Friday, September 07, 2007

Switzerland -- one of our most magical places: Giessbach

Evening on Lake Brienz (June 04, yes, it's been a while)
same evening, but later...

I'm half listening to a lovely radio programme about the Brienzer See and the beautifully restored Hotel Giessbach, which was a ruin when I was a child staying at Iseltwald, with my parents or with my mom's parents. We occasionally walked up there, enjoying a picknick on the terrace of the derelict house. It was a spooky place back then, and doors were padlocked, or I'm sure we'd have gone inside to explore.

I'm not always happy with Franz Weber and his campaigning style but he did a really great job when he called on the support of the Swiss population to help save that fabulous old hotel.

If you don't know it, here's their website:
http://www.giessbach.ch/en/the_grandhotel/about.php

The mountains above the hotel, even above Axalp, on a rosy June evening back in 2004.

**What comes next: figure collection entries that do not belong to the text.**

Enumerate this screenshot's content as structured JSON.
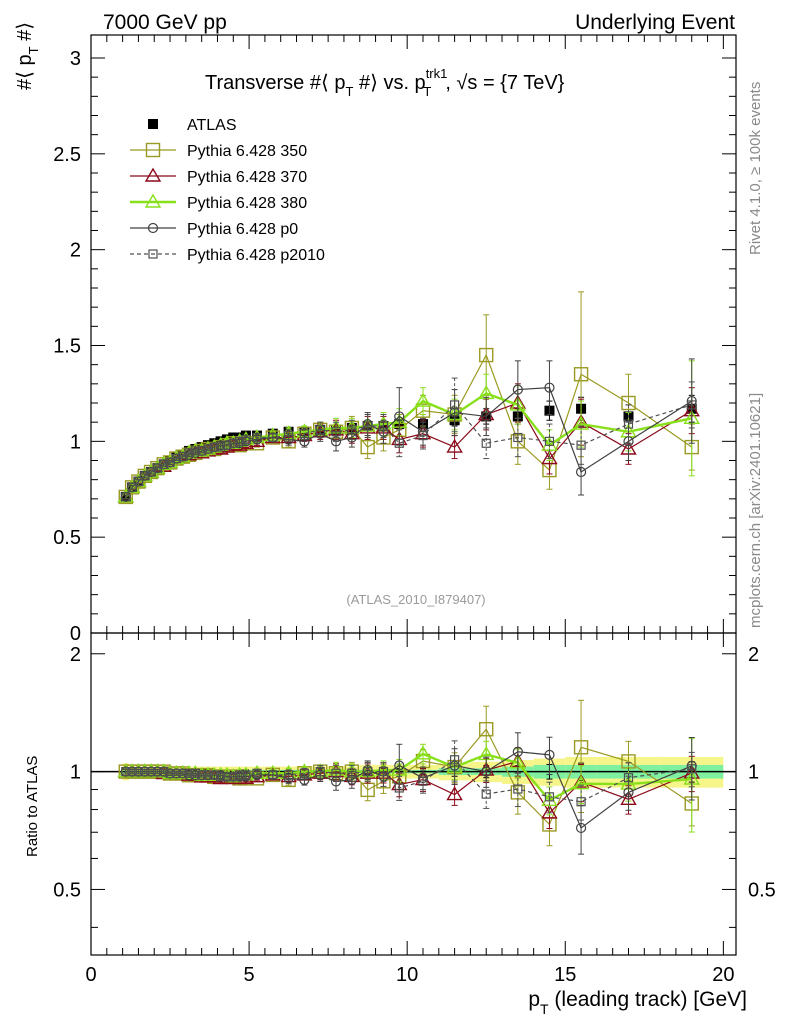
{
  "header": {
    "left": "7000 GeV pp",
    "right": "Underlying Event"
  },
  "side_labels": {
    "rivet": "Rivet 4.1.0, ≥ 100k events",
    "mcplots": "mcplots.cern.ch [arXiv:2401.10621]"
  },
  "watermark": "(ATLAS_2010_I879407)",
  "colors": {
    "atlas": "#000000",
    "p350": "#9a9a22",
    "p370": "#8b0a1a",
    "p380": "#88e01a",
    "p0": "#404040",
    "p2010": "#505050",
    "band_outer": "#f5f58a",
    "band_inner": "#7ff0a0"
  },
  "chart_data": {
    "type": "scatter",
    "title": "Transverse #⟨ p_T #⟩ vs. p_T^trk1, √s = {7 TeV}",
    "title_parts": {
      "main_a": "Transverse #⟨ p",
      "sub_a": "T",
      "main_b": " #⟩ vs. p",
      "sup_b": "trk1",
      "sub_b": "T",
      "main_c": ", √s = {7 TeV}"
    },
    "xlabel": "p_T (leading track) [GeV]",
    "xlabel_parts": {
      "p": "p",
      "sub": "T",
      "rest": " (leading track) [GeV]"
    },
    "ylabel": "#⟨ p_T #⟩",
    "ylabel_parts": {
      "main_a": "#⟨ p",
      "sub": "T",
      "main_b": " #⟩"
    },
    "ratio_ylabel": "Ratio to ATLAS",
    "xlim": [
      0,
      20.4
    ],
    "ylim": [
      0,
      3.12
    ],
    "ratio_ylim": [
      0.34,
      2.26
    ],
    "xticks": [
      0,
      5,
      10,
      15,
      20
    ],
    "xtick_labels": [
      "0",
      "5",
      "10",
      "15",
      "20"
    ],
    "yticks": [
      0,
      0.5,
      1,
      1.5,
      2,
      2.5,
      3
    ],
    "ytick_labels": [
      "0",
      "0.5",
      "1",
      "1.5",
      "2",
      "2.5",
      "3"
    ],
    "ratio_yticks": [
      0.5,
      1,
      2
    ],
    "ratio_ytick_labels": [
      "0.5",
      "1",
      "2"
    ],
    "x": [
      1.1,
      1.3,
      1.5,
      1.7,
      1.9,
      2.1,
      2.3,
      2.5,
      2.7,
      2.9,
      3.1,
      3.3,
      3.5,
      3.7,
      3.9,
      4.1,
      4.3,
      4.5,
      4.7,
      4.9,
      5.25,
      5.75,
      6.25,
      6.75,
      7.25,
      7.75,
      8.25,
      8.75,
      9.25,
      9.75,
      10.5,
      11.5,
      12.5,
      13.5,
      14.5,
      15.5,
      17.0,
      19.0
    ],
    "series": [
      {
        "key": "atlas",
        "name": "ATLAS",
        "marker": "filled-square",
        "values": [
          0.71,
          0.76,
          0.79,
          0.82,
          0.84,
          0.86,
          0.88,
          0.9,
          0.92,
          0.93,
          0.95,
          0.96,
          0.97,
          0.98,
          0.99,
          1.0,
          1.01,
          1.02,
          1.02,
          1.03,
          1.03,
          1.04,
          1.05,
          1.05,
          1.06,
          1.06,
          1.07,
          1.08,
          1.08,
          1.09,
          1.09,
          1.11,
          1.13,
          1.13,
          1.16,
          1.17,
          1.13,
          1.17
        ],
        "err": [
          0.01,
          0.01,
          0.01,
          0.01,
          0.01,
          0.01,
          0.01,
          0.01,
          0.01,
          0.01,
          0.01,
          0.01,
          0.01,
          0.01,
          0.01,
          0.01,
          0.01,
          0.01,
          0.01,
          0.01,
          0.01,
          0.01,
          0.01,
          0.01,
          0.01,
          0.01,
          0.01,
          0.02,
          0.02,
          0.02,
          0.02,
          0.03,
          0.04,
          0.04,
          0.05,
          0.06,
          0.06,
          0.07
        ]
      },
      {
        "key": "p350",
        "name": "Pythia 6.428 350",
        "marker": "open-square",
        "line": "solid",
        "values": [
          0.71,
          0.76,
          0.79,
          0.82,
          0.84,
          0.86,
          0.88,
          0.89,
          0.91,
          0.92,
          0.93,
          0.94,
          0.95,
          0.96,
          0.96,
          0.97,
          0.98,
          0.99,
          0.98,
          0.99,
          0.99,
          1.02,
          1.0,
          1.04,
          1.06,
          1.05,
          1.07,
          0.97,
          1.02,
          1.06,
          1.16,
          1.14,
          1.45,
          1.0,
          0.85,
          1.35,
          1.2,
          0.97
        ],
        "err": [
          0.01,
          0.01,
          0.01,
          0.01,
          0.01,
          0.01,
          0.01,
          0.01,
          0.01,
          0.01,
          0.01,
          0.01,
          0.01,
          0.01,
          0.02,
          0.02,
          0.02,
          0.02,
          0.02,
          0.02,
          0.02,
          0.02,
          0.03,
          0.03,
          0.04,
          0.05,
          0.06,
          0.06,
          0.07,
          0.08,
          0.08,
          0.1,
          0.21,
          0.12,
          0.1,
          0.43,
          0.15,
          0.12
        ]
      },
      {
        "key": "p370",
        "name": "Pythia 6.428 370",
        "marker": "open-triangle",
        "line": "solid",
        "values": [
          0.71,
          0.76,
          0.79,
          0.82,
          0.84,
          0.86,
          0.87,
          0.89,
          0.91,
          0.92,
          0.93,
          0.94,
          0.94,
          0.95,
          0.96,
          0.96,
          0.97,
          0.98,
          0.98,
          0.99,
          1.0,
          1.02,
          1.02,
          1.03,
          1.05,
          1.06,
          1.04,
          1.07,
          1.07,
          1.01,
          1.04,
          0.97,
          1.14,
          1.2,
          0.91,
          1.1,
          0.96,
          1.16
        ],
        "err": [
          0.01,
          0.01,
          0.01,
          0.01,
          0.01,
          0.01,
          0.01,
          0.01,
          0.01,
          0.01,
          0.01,
          0.01,
          0.01,
          0.01,
          0.02,
          0.02,
          0.02,
          0.02,
          0.02,
          0.02,
          0.02,
          0.02,
          0.03,
          0.03,
          0.04,
          0.05,
          0.05,
          0.06,
          0.06,
          0.07,
          0.07,
          0.06,
          0.08,
          0.1,
          0.08,
          0.12,
          0.08,
          0.12
        ]
      },
      {
        "key": "p380",
        "name": "Pythia 6.428 380",
        "marker": "open-triangle",
        "line": "thick",
        "values": [
          0.71,
          0.76,
          0.79,
          0.82,
          0.84,
          0.86,
          0.88,
          0.89,
          0.91,
          0.92,
          0.94,
          0.95,
          0.95,
          0.96,
          0.97,
          0.98,
          0.99,
          0.99,
          1.0,
          1.01,
          1.02,
          1.03,
          1.04,
          1.05,
          1.06,
          1.07,
          1.07,
          1.08,
          1.09,
          1.1,
          1.21,
          1.14,
          1.25,
          1.19,
          0.98,
          1.09,
          1.05,
          1.12
        ],
        "err": [
          0.01,
          0.01,
          0.01,
          0.01,
          0.01,
          0.01,
          0.01,
          0.01,
          0.01,
          0.01,
          0.01,
          0.01,
          0.01,
          0.01,
          0.02,
          0.02,
          0.02,
          0.02,
          0.02,
          0.02,
          0.02,
          0.02,
          0.03,
          0.03,
          0.04,
          0.05,
          0.05,
          0.06,
          0.06,
          0.07,
          0.07,
          0.08,
          0.1,
          0.1,
          0.08,
          0.12,
          0.1,
          0.3
        ]
      },
      {
        "key": "p0",
        "name": "Pythia 6.428 p0",
        "marker": "open-circle",
        "line": "solid",
        "values": [
          0.71,
          0.76,
          0.79,
          0.82,
          0.84,
          0.86,
          0.88,
          0.89,
          0.91,
          0.92,
          0.93,
          0.94,
          0.95,
          0.96,
          0.97,
          0.98,
          0.98,
          0.99,
          0.99,
          1.0,
          1.01,
          1.02,
          1.01,
          1.0,
          1.04,
          1.0,
          1.02,
          1.09,
          1.05,
          1.13,
          1.05,
          1.15,
          1.13,
          1.27,
          1.28,
          0.84,
          1.0,
          1.21
        ],
        "err": [
          0.01,
          0.01,
          0.01,
          0.01,
          0.01,
          0.01,
          0.01,
          0.01,
          0.01,
          0.01,
          0.01,
          0.01,
          0.01,
          0.01,
          0.02,
          0.02,
          0.02,
          0.02,
          0.02,
          0.02,
          0.02,
          0.02,
          0.03,
          0.03,
          0.04,
          0.05,
          0.05,
          0.06,
          0.06,
          0.15,
          0.07,
          0.12,
          0.1,
          0.15,
          0.14,
          0.12,
          0.1,
          0.22
        ]
      },
      {
        "key": "p2010",
        "name": "Pythia 6.428 p2010",
        "marker": "open-small-square",
        "line": "dashed",
        "values": [
          0.71,
          0.76,
          0.79,
          0.82,
          0.84,
          0.86,
          0.88,
          0.89,
          0.91,
          0.92,
          0.94,
          0.95,
          0.95,
          0.96,
          0.97,
          0.97,
          0.98,
          0.99,
          1.0,
          1.01,
          1.02,
          1.02,
          1.03,
          1.04,
          1.06,
          1.05,
          1.06,
          1.08,
          1.08,
          0.99,
          1.03,
          1.19,
          0.99,
          1.02,
          1.0,
          0.98,
          1.09,
          1.19
        ],
        "err": [
          0.01,
          0.01,
          0.01,
          0.01,
          0.01,
          0.01,
          0.01,
          0.01,
          0.01,
          0.01,
          0.01,
          0.01,
          0.01,
          0.01,
          0.02,
          0.02,
          0.02,
          0.02,
          0.02,
          0.02,
          0.02,
          0.02,
          0.03,
          0.03,
          0.04,
          0.05,
          0.05,
          0.06,
          0.06,
          0.07,
          0.07,
          0.14,
          0.08,
          0.1,
          0.09,
          0.1,
          0.1,
          0.12
        ]
      }
    ],
    "ratio_band": {
      "x_edges": [
        1.0,
        1.2,
        1.4,
        1.6,
        1.8,
        2.0,
        2.2,
        2.4,
        2.6,
        2.8,
        3.0,
        3.2,
        3.4,
        3.6,
        3.8,
        4.0,
        4.2,
        4.4,
        4.6,
        4.8,
        5.0,
        5.5,
        6.0,
        6.5,
        7.0,
        7.5,
        8.0,
        8.5,
        9.0,
        9.5,
        10.0,
        11.0,
        12.0,
        13.0,
        14.0,
        15.0,
        16.0,
        18.0,
        20.0
      ],
      "outer": [
        0.05,
        0.03,
        0.03,
        0.03,
        0.03,
        0.03,
        0.03,
        0.03,
        0.03,
        0.03,
        0.03,
        0.03,
        0.03,
        0.03,
        0.03,
        0.03,
        0.03,
        0.03,
        0.03,
        0.03,
        0.03,
        0.03,
        0.03,
        0.03,
        0.03,
        0.03,
        0.03,
        0.04,
        0.04,
        0.04,
        0.04,
        0.05,
        0.06,
        0.07,
        0.08,
        0.09,
        0.09,
        0.09
      ],
      "inner": [
        0.01,
        0.01,
        0.01,
        0.01,
        0.01,
        0.01,
        0.01,
        0.01,
        0.01,
        0.01,
        0.01,
        0.01,
        0.01,
        0.01,
        0.01,
        0.01,
        0.01,
        0.01,
        0.01,
        0.01,
        0.01,
        0.01,
        0.01,
        0.01,
        0.01,
        0.01,
        0.01,
        0.01,
        0.01,
        0.01,
        0.01,
        0.02,
        0.02,
        0.03,
        0.04,
        0.04,
        0.04,
        0.04
      ]
    }
  }
}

Perhaps next summer, if you visit, you'll take the train to Thun, then change to the historic steamer up the lake to Interlaken, change again to the train, and to the even older steamer up to Giessbach. At the Giessbach landing, one of Switzerland's oldest cable-cars/cog-wheel trains will take you up to the hotel. It's a lovely one-day outing, with beautiful meals to be enjoyed on the terrace or in the veranda, with a view of the spectacular waterfalls or across the lake -- it's still one of the most beautiful places on earth, I think, and the food is pretty good.

This is a view of the waterfalls at Giessbach, June 04.

One of my favourite aspects about Giessbach is the steep walk up to the place where you can pass behind the thundering waterfall -- magical! The dark horizontal bar across the lowest part of the falls is a footbridge -- when this much water comes down, people tend to enjoy a refreshing walk through the spray -- delicious!